Sounds like fun. At least on paper, of course. But the execution turns out to be a different story altogether. Given the idea of pulling off not only one but three heists involving impossible-to-crack safes, I was expecting there would be lots of high-stakes scenarios. The first time when Sebastian is seen cracking a safe, Schweighöfer stages the scene with reasonable thrills and anticipation, combining close-up moments of his character carefully listening and turning the dial and the CGI shot of the internal gears of a safe. It was a thrilling moment to watch at first.

But then, it quickly wears off when the rest of the heist sequences take place because the safecracking action is more of the same. It’s not like Schweighöfer doesn’t attempt to spice things up between the safecracking moments, as evidently with Gwendoline engages in martial arts sequences as she takes down the security guards. Too bad the added action setpieces somehow lack both finesse and excitement. It doesn’t help either when I find it annoying to see Sebastian loves to rant about the history of each three respective safes while cracking them. This, in turn, tends to dilute the suspense and it would have been better if the stories about the three legendary safes are told before the actual heist begins.
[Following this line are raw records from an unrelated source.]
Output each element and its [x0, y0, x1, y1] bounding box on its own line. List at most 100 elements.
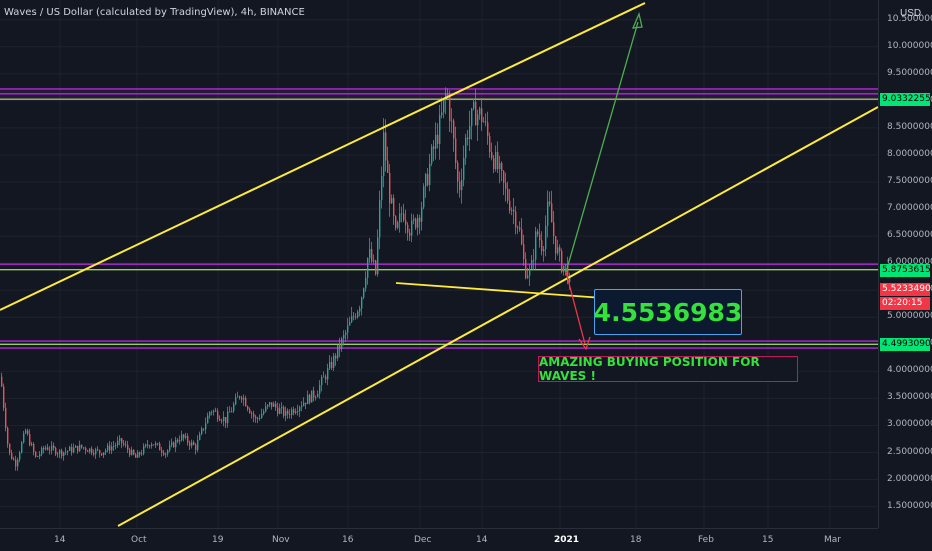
candle-body [129, 449, 131, 455]
candle-body [549, 201, 551, 204]
candle-body [499, 162, 501, 170]
time-tick-label: Mar [824, 535, 841, 545]
candle-body [165, 453, 167, 455]
bullish-arrowhead [631, 11, 643, 29]
candle-body [321, 376, 323, 386]
candle-body [545, 225, 547, 250]
candle-body [21, 442, 23, 453]
candle-body [93, 453, 95, 455]
candle-body [279, 408, 281, 414]
candle-body [565, 264, 567, 266]
candle-body [31, 444, 33, 446]
candle-body [377, 237, 379, 275]
candle-body [367, 258, 369, 278]
candle-body [107, 445, 109, 451]
candle-body [517, 227, 519, 229]
candle-body [431, 146, 433, 164]
candle-body [319, 385, 321, 394]
candle-body [37, 456, 39, 457]
candle-body [339, 344, 341, 349]
candle-body [81, 444, 83, 448]
candle-body [181, 434, 183, 441]
candle-body [17, 459, 19, 467]
candle-body [483, 121, 485, 123]
candle-body [485, 121, 487, 123]
candle-body [343, 334, 345, 339]
candle-body [525, 258, 527, 278]
candle-body [399, 213, 401, 223]
candle-body [407, 224, 409, 233]
candle-body [147, 444, 149, 446]
candle-body [271, 402, 273, 407]
price-chart[interactable] [0, 0, 878, 528]
price-tick-label: 2.5000000 [887, 446, 932, 457]
candle-body [555, 235, 557, 254]
candle-body [87, 450, 89, 452]
candle-body [417, 217, 419, 228]
candle-body [103, 452, 105, 456]
candle-body [449, 95, 451, 122]
candle-body [439, 115, 441, 145]
candle-body [59, 450, 61, 454]
candle-body [453, 120, 455, 139]
time-tick-label: Dec [414, 535, 432, 545]
candle-body [351, 316, 353, 323]
candle-body [227, 411, 229, 424]
candle-body [105, 450, 107, 453]
candle-body [27, 430, 29, 434]
candle-body [101, 453, 103, 456]
resistance-zone [0, 88, 878, 100]
candle-body [57, 453, 59, 455]
candle-body [153, 444, 155, 446]
candle-body [347, 325, 349, 333]
channel-upper-trendline [0, 2, 646, 311]
candle-body [509, 200, 511, 211]
candle-body [255, 416, 257, 419]
candle-body [141, 453, 143, 455]
price-tick-label: 8.0000000 [887, 148, 932, 159]
price-tag: 5.8753615 [880, 263, 931, 277]
candle-body [145, 444, 147, 447]
candle-body [415, 218, 417, 228]
candle-body [219, 419, 221, 421]
time-axis[interactable]: 14 Oct 19 Nov 16 Dec 14 2021 18 Feb 15 Mar [0, 528, 878, 551]
candle-body [531, 259, 533, 269]
candle-body [149, 445, 151, 447]
candle-body [387, 160, 389, 173]
price-tick-label: 7.5000000 [887, 176, 932, 186]
candle-body [191, 442, 193, 446]
candle-body [443, 99, 445, 113]
candle-body [419, 217, 421, 222]
candle-body [19, 452, 21, 460]
candle-body [329, 361, 331, 369]
price-tick-label: 8.5000000 [887, 121, 932, 132]
price-tick-label: 10.5000000 [887, 13, 932, 24]
candle-body [447, 93, 449, 96]
candle-body [205, 423, 207, 430]
candle-body [273, 403, 275, 407]
candle-body [71, 447, 73, 453]
candle-body [349, 322, 351, 326]
candle-body [457, 162, 459, 182]
candle-body [45, 447, 47, 450]
candle-body [463, 157, 465, 180]
currency-label: USD [900, 8, 922, 19]
price-tick-label: 4.0000000 [887, 365, 932, 376]
candle-body [155, 443, 157, 446]
time-tick-label: 14 [54, 535, 66, 545]
candle-body [33, 444, 35, 452]
candle-body [253, 413, 255, 417]
price-tick-label: 3.0000000 [887, 419, 932, 430]
candle-body [553, 222, 555, 236]
candle-body [563, 265, 565, 272]
price-tick-label: 7.0000000 [887, 203, 932, 214]
candle-body [493, 158, 495, 170]
price-tick-label: 10.0000000 [887, 40, 932, 51]
candle-body [475, 101, 477, 126]
candle-body [375, 260, 377, 275]
candle-body [391, 197, 393, 204]
candle-body [217, 411, 219, 420]
candle-body [47, 447, 49, 450]
candle-body [13, 459, 15, 460]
The characters are mostly a letdown. Schweighöfer may provide decent comic relief in Army of the Dead but I’m not sure about him getting his own spinoff. His goofy charm can only go so far and his comedic touch is often repetitive. Frankly, the kind of character that he plays here fits better as a supporting role than leading a film. Nathalie Emmanuel brings a likeable and sexy charm to her character as Gwendoline, even though her would-be onscreen romance with Schweighöfer lacks all the necessary sparks.

Similar to Army of the Dead, this prequel also suffers the case of overstaying its welcome, where it unnecessarily stretches over two hours long. Sure, the film is not as lengthy as the former’s bloated 148-minute running time. But it still feels like it desperately needs some serious trimmings, thanks to the significantly tedious moments throughout the film.

Army of Thieves is currently streaming on Netflix.